Air Force Teaches Values During “Airman’s Week”

The Air Force has been executing a little-known program for the past two years as a stepping stone gap-filler between Basic Training, which turns “civilians into Airmen,” and Technical School, where new Airmen go to learn the specifics of their career field. The course, called “Airman’s Week,” is designed as a

values-based course with a mission to “develop professional, resilient Airmen, inspired by our heritage, committed to the Air Force core values and motivated to deliver airpower for America.”

Professional, resilient, inspired by heritage, and “motivated to deliver airpower” all seem to be pretty prosaic goals. Calling it a “values-based course” to teach new Airmen to be “committed to the Air Force core values” is a bit different, though.

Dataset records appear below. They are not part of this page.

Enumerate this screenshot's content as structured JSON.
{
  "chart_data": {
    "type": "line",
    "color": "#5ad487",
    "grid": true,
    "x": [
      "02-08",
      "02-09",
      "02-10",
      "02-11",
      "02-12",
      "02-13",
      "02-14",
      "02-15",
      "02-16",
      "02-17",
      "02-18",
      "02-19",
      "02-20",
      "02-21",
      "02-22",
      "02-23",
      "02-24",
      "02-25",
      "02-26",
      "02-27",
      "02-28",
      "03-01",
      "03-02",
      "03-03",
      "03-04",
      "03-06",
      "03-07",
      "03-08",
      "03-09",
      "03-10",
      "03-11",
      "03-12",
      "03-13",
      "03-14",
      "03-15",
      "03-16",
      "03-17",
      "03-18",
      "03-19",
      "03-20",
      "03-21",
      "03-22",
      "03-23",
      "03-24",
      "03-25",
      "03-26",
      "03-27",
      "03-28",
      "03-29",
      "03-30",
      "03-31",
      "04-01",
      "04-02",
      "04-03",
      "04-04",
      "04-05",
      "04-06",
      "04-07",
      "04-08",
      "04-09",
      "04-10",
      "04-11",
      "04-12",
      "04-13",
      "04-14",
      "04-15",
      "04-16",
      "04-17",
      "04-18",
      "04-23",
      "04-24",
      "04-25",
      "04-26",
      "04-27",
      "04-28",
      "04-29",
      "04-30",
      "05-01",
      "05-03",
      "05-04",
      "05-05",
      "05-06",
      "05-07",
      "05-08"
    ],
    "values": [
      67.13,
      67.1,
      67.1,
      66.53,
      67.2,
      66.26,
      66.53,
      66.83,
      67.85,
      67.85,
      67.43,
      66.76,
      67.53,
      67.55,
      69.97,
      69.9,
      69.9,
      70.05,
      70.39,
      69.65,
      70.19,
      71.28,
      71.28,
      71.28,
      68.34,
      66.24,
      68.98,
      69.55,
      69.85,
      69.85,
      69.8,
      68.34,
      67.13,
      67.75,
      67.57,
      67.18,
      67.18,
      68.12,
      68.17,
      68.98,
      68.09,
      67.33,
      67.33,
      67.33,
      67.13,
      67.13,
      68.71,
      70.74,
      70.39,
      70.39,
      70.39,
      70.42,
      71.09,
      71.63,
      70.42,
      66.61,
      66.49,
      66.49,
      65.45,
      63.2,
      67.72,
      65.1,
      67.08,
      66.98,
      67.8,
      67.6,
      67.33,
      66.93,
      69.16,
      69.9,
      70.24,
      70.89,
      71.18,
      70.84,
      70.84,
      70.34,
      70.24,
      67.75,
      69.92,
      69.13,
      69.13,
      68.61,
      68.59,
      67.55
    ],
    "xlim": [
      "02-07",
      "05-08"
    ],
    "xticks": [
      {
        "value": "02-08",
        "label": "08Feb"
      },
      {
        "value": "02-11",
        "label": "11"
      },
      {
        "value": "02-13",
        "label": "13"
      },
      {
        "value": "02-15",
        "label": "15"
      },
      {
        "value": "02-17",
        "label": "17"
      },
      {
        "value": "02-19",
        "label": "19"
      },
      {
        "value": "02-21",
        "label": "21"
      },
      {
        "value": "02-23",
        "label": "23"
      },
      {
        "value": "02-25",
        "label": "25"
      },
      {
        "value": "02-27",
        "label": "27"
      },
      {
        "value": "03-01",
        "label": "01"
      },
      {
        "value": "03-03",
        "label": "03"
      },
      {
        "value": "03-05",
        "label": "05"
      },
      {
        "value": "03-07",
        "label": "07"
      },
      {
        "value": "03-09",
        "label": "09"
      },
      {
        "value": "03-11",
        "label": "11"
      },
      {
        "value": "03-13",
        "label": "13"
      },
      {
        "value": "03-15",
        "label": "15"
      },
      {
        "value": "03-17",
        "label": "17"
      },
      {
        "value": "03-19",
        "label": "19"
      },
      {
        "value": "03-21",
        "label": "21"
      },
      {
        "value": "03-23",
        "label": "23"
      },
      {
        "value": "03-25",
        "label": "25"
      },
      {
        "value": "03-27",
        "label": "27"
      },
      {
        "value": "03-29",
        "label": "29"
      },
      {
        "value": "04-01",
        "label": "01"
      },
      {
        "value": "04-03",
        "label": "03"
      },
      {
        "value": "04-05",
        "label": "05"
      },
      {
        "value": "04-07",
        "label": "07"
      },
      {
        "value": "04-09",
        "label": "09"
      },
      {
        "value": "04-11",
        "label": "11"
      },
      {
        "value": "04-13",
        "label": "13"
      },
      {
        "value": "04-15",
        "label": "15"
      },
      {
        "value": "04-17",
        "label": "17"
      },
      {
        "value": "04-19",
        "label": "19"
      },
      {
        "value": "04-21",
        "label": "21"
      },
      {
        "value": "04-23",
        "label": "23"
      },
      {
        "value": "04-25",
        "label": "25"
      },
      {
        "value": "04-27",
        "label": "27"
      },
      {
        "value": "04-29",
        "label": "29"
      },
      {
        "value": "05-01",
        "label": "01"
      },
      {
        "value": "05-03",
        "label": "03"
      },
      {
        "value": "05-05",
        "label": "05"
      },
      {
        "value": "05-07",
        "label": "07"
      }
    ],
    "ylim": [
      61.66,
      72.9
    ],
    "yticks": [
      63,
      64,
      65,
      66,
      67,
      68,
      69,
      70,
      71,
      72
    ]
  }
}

Unfortunately, the majority of the article is spent describing how selective the process is for “competitively” choosing the enlisted Military Training Instructors who teach the course (a focus that may be the result of MTI scandals in prior years). The basic discussion on content says

We…teach them teamwork, personal accountability, responsible communication and proactive resiliency.

Again, fairly mundane topics, until LtCol Meghan Doherty, the Training Squadron commander, says [emphasis added]:

The Airmen’s Week curriculum is grounded in the Air Force core values and the Airman’s Creed with a focus on each Airman’s character development.

Given the framing, it’s possible part of the course could be a concerted effort to inculcate moral character — though how effective that could be in less than five days is up for debate. Still, it is notable the Air Force is trying to “focus on…character development”, particularly for Airmen who are often teenagers who have just left home.

The only open questions are how, precisely, they’re teaching “character” — and whether they’ve been successful.